Komisi I DPRD Tabalong Bahas Evaluasi Anggaran Dua OPD dan Sepakati Pergeseran Dana
WARTABANJAR.COM, TANJUNG – Komisi I DPRD Kabupaten Tabalong Provinsi Kalimantan Selatan menggelar rapat kerja bersama Inspektorat Daerah dan Badan Kesatuan Bangsa dan Politik (Kesbangpol) membahas realisasi anggaran hingga 31 Juli 2026, program kerja kedua organisasi perangkat daerah (OPD) serta pergeseran anggaran pada Perubahan APBD 2026 di Ruang Rapat lantai 1 Gedung Graha Sakata, Kelurahan Mabuun Kecamatan Murung Pudak, Senin (3/8/2026).
Ketua Komisi I H Akhmad Helmi mengatakan realisasi anggaran kedua OPD tersebut rata-rata telah melampaui 50 persen.
Inspektorat mencatat penyerapan anggaran sekitar 58 persen, sementara Kesbangpol juga telah mencapai lebih dari 50 persen.
"Selain itu, ada usulan perubahan anggaran dari masing-masing OPD, seperti Inspektorat mengajukan tambahan anggaran untuk instalasi ulang jaringan listrik di kantor karena instalasi lama dinilai sudah tidak memadai," jelas Helmi.
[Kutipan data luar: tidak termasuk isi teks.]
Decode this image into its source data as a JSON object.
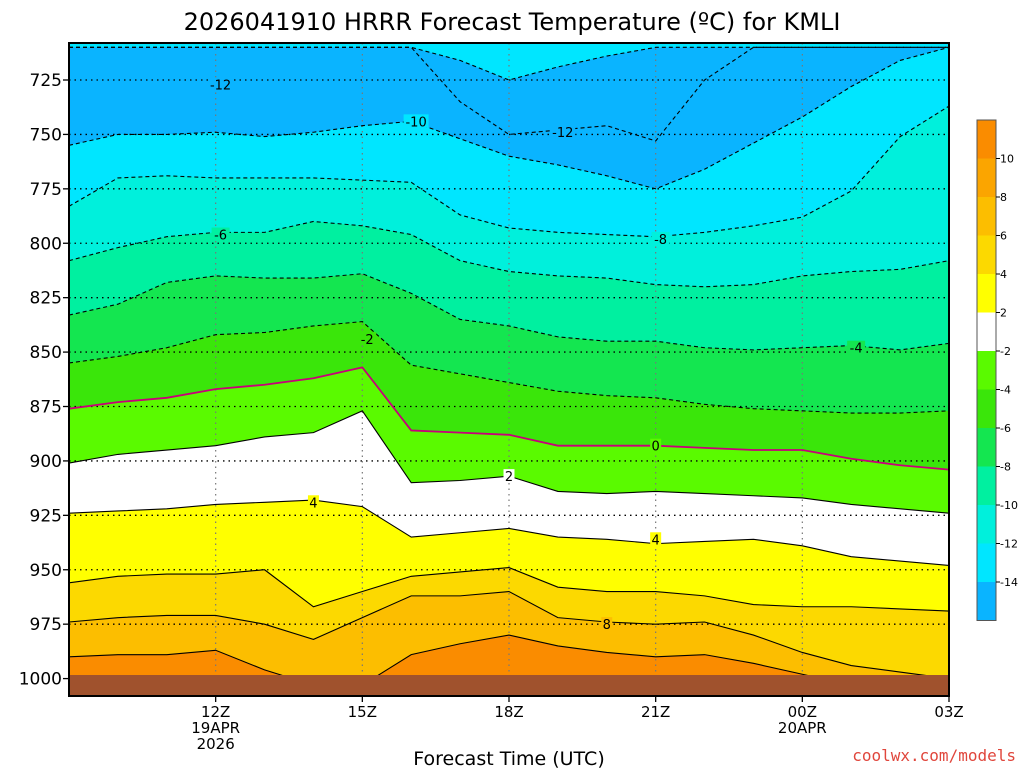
{
  "chart_data": {
    "type": "contour",
    "title": "2026041910 HRRR Forecast Temperature (ºC) for KMLI",
    "xlabel": "Forecast Time (UTC)",
    "ylabel": "",
    "watermark": "coolwx.com/models",
    "y_axis": {
      "quantity": "pressure (hPa)",
      "range": [
        1008,
        708
      ],
      "inverted": true,
      "ticks": [
        "725",
        "750",
        "775",
        "800",
        "825",
        "850",
        "875",
        "900",
        "925",
        "950",
        "975",
        "1000"
      ]
    },
    "x_axis": {
      "range_hours": [
        9,
        27
      ],
      "ticks": [
        {
          "hour": 12,
          "lines": [
            "12Z",
            "19APR",
            "2026"
          ]
        },
        {
          "hour": 15,
          "lines": [
            "15Z"
          ]
        },
        {
          "hour": 18,
          "lines": [
            "18Z"
          ]
        },
        {
          "hour": 21,
          "lines": [
            "21Z"
          ]
        },
        {
          "hour": 24,
          "lines": [
            "00Z",
            "20APR"
          ]
        },
        {
          "hour": 27,
          "lines": [
            "03Z"
          ]
        }
      ]
    },
    "grid": true,
    "ground_color": "#a0522d",
    "colorbar": {
      "labels": [
        "10",
        "8",
        "6",
        "4",
        "2",
        "-2",
        "-4",
        "-6",
        "-8",
        "-10",
        "-12",
        "-14"
      ],
      "colors": [
        "#fa8c00",
        "#fba500",
        "#fcbe00",
        "#fcd900",
        "#ffff00",
        "#ffffff",
        "#5afa00",
        "#3ae60a",
        "#14e650",
        "#00f0a0",
        "#00f0dc",
        "#00e6ff",
        "#0ab4ff"
      ]
    },
    "hours": [
      9,
      10,
      11,
      12,
      13,
      14,
      15,
      16,
      17,
      18,
      19,
      20,
      21,
      22,
      23,
      24,
      25,
      26,
      27
    ],
    "isotherms": [
      {
        "t": -14,
        "dashed": true,
        "p": [
          710,
          710,
          710,
          710,
          710,
          710,
          710,
          710,
          716,
          725,
          719,
          714,
          710,
          710,
          710,
          710,
          710,
          710,
          710
        ]
      },
      {
        "t": -12,
        "dashed": true,
        "p": [
          710,
          710,
          710,
          710,
          710,
          710,
          710,
          710,
          735,
          750,
          748,
          746,
          753,
          725,
          710,
          710,
          710,
          710,
          710
        ]
      },
      {
        "t": -10,
        "dashed": true,
        "p": [
          755,
          750,
          750,
          749,
          751,
          749,
          746,
          744,
          752,
          760,
          764,
          769,
          775,
          766,
          754,
          742,
          728,
          716,
          710
        ]
      },
      {
        "t": -8,
        "dashed": true,
        "p": [
          783,
          770,
          769,
          770,
          770,
          770,
          771,
          772,
          787,
          793,
          795,
          796,
          797,
          795,
          792,
          788,
          776,
          751,
          737
        ]
      },
      {
        "t": -6,
        "dashed": true,
        "p": [
          808,
          802,
          797,
          795,
          795,
          790,
          792,
          796,
          808,
          813,
          815,
          816,
          819,
          820,
          819,
          815,
          813,
          812,
          808
        ]
      },
      {
        "t": -4,
        "dashed": true,
        "p": [
          833,
          828,
          818,
          815,
          816,
          816,
          814,
          823,
          835,
          838,
          843,
          845,
          845,
          848,
          849,
          848,
          847,
          849,
          846
        ]
      },
      {
        "t": -2,
        "dashed": true,
        "p": [
          855,
          852,
          848,
          842,
          841,
          838,
          836,
          856,
          860,
          864,
          868,
          870,
          871,
          874,
          876,
          877,
          878,
          878,
          877
        ]
      },
      {
        "t": 0,
        "dashed": false,
        "p": [
          876,
          873,
          871,
          867,
          865,
          862,
          857,
          886,
          887,
          888,
          893,
          893,
          893,
          894,
          895,
          895,
          899,
          902,
          904
        ]
      },
      {
        "t": 2,
        "dashed": false,
        "p": [
          901,
          897,
          895,
          893,
          889,
          887,
          877,
          910,
          909,
          907,
          914,
          915,
          914,
          915,
          916,
          917,
          920,
          922,
          924
        ]
      },
      {
        "t": 4,
        "dashed": false,
        "p": [
          924,
          923,
          922,
          920,
          919,
          918,
          921,
          935,
          933,
          931,
          935,
          936,
          938,
          937,
          936,
          939,
          944,
          946,
          948
        ]
      },
      {
        "t": 6,
        "dashed": false,
        "p": [
          956,
          953,
          952,
          952,
          950,
          967,
          960,
          953,
          951,
          949,
          958,
          960,
          960,
          962,
          966,
          967,
          967,
          968,
          969
        ]
      },
      {
        "t": 8,
        "dashed": false,
        "p": [
          974,
          972,
          971,
          971,
          975,
          982,
          972,
          962,
          962,
          960,
          972,
          974,
          975,
          974,
          980,
          988,
          994,
          997,
          1000
        ]
      },
      {
        "t": 10,
        "dashed": false,
        "p": [
          990,
          989,
          989,
          987,
          996,
          1003,
          1003,
          989,
          984,
          980,
          985,
          988,
          990,
          989,
          993,
          998,
          1003,
          1004,
          1004
        ]
      }
    ],
    "contour_labels": [
      {
        "text": "-12",
        "hour": 12.1,
        "p": 727
      },
      {
        "text": "-10",
        "hour": 16.1,
        "p": 744
      },
      {
        "text": "-12",
        "hour": 19.1,
        "p": 749
      },
      {
        "text": "-6",
        "hour": 12.1,
        "p": 796
      },
      {
        "text": "-8",
        "hour": 21.1,
        "p": 798
      },
      {
        "text": "-2",
        "hour": 15.1,
        "p": 844
      },
      {
        "text": "-4",
        "hour": 25.1,
        "p": 848
      },
      {
        "text": "0",
        "hour": 21.0,
        "p": 893
      },
      {
        "text": "2",
        "hour": 18.0,
        "p": 907
      },
      {
        "text": "4",
        "hour": 14.0,
        "p": 919
      },
      {
        "text": "4",
        "hour": 21.0,
        "p": 936
      },
      {
        "text": "8",
        "hour": 20.0,
        "p": 975
      }
    ]
  }
}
Baca juga: Mishaa Adeeva Azzahra Harumkan Tabalong, Raih Juara 1 Galuh Cilik Kalsel 2026
Penambahan tersebut lanjutnya, disiapkan untuk mendukung pemasangan generator set (genset) baru, sehingga kegiatan pemeriksaan maupun audit tetap dapat berjalan apabila terjadi pemadaman listrik.
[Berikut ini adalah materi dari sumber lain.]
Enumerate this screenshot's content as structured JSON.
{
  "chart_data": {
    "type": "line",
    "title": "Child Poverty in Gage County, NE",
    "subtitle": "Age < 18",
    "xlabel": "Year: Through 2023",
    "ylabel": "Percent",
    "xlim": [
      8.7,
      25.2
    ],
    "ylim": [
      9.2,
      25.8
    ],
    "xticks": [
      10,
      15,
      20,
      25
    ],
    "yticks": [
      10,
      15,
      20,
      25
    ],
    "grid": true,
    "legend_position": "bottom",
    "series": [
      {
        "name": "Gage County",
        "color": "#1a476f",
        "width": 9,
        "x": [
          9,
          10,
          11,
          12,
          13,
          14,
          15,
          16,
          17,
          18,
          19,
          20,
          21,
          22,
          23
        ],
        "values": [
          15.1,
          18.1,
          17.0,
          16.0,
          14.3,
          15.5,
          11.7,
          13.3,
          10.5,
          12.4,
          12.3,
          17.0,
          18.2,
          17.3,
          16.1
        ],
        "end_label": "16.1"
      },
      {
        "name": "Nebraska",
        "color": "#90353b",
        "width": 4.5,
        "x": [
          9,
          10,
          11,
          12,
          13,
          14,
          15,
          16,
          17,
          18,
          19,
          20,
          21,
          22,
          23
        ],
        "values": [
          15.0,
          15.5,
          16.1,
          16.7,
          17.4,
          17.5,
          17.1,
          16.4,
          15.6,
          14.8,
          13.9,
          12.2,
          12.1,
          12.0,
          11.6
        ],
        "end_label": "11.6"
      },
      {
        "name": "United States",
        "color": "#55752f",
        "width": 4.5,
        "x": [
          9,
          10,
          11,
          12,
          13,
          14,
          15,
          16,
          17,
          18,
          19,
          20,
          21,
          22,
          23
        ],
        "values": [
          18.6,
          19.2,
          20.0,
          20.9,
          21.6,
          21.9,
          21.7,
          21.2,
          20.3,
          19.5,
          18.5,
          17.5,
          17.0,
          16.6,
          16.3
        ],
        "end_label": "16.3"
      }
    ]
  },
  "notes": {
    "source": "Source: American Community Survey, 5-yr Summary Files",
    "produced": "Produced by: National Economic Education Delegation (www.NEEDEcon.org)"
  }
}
"Sementara sejumlah anggaran yang diperkirakan tidak terserap pada beberapa bidang di Inspektorat akan dialihkan melalui mekanisme pergeseran anggaran ke bidang lain yang membutuhkan," tutur politisi PKB Tabalong ini.
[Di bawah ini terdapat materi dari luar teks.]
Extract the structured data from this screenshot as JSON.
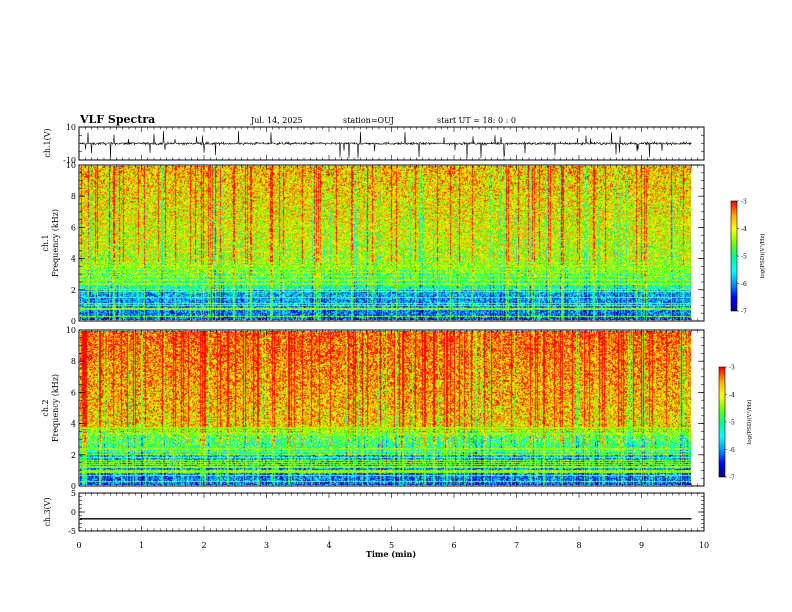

Kesbangpol juga mengusulkan tambahan anggaran pada APBD Perubahan 2026 untuk mendukung pembentukan Komponen Cadangan (Komcad).
"Besaran anggaran dan jumlah personel yang akan dibentuk nantinya dimasukkan dalam usulan perubahan anggaran," imbuhnya.
Baca juga: Pemkab Tabalong Distribusikan 915 Bendera Merah Putih ke 12 Kecamatan Sambut HUT Ke-81 RI
Komisi I juga menyoroti masih adanya anggaran pengawasan di Inspektorat yang belum terserap secara optimal.
Hal itu disebabkan adanya ketentuan bahwa audit terhadap pemerintah desa dilakukan paling lambat enam bulan sebelum masa jabatan kepala desa berakhir.
Dengan adanya 57 desa yang dijadwalkan melaksanakan pemilihan kepala desa pada 2027, Inspektorat memiliki kewajiban melakukan audit terhadap pengelolaan keuangan desa pada awal tahun depan.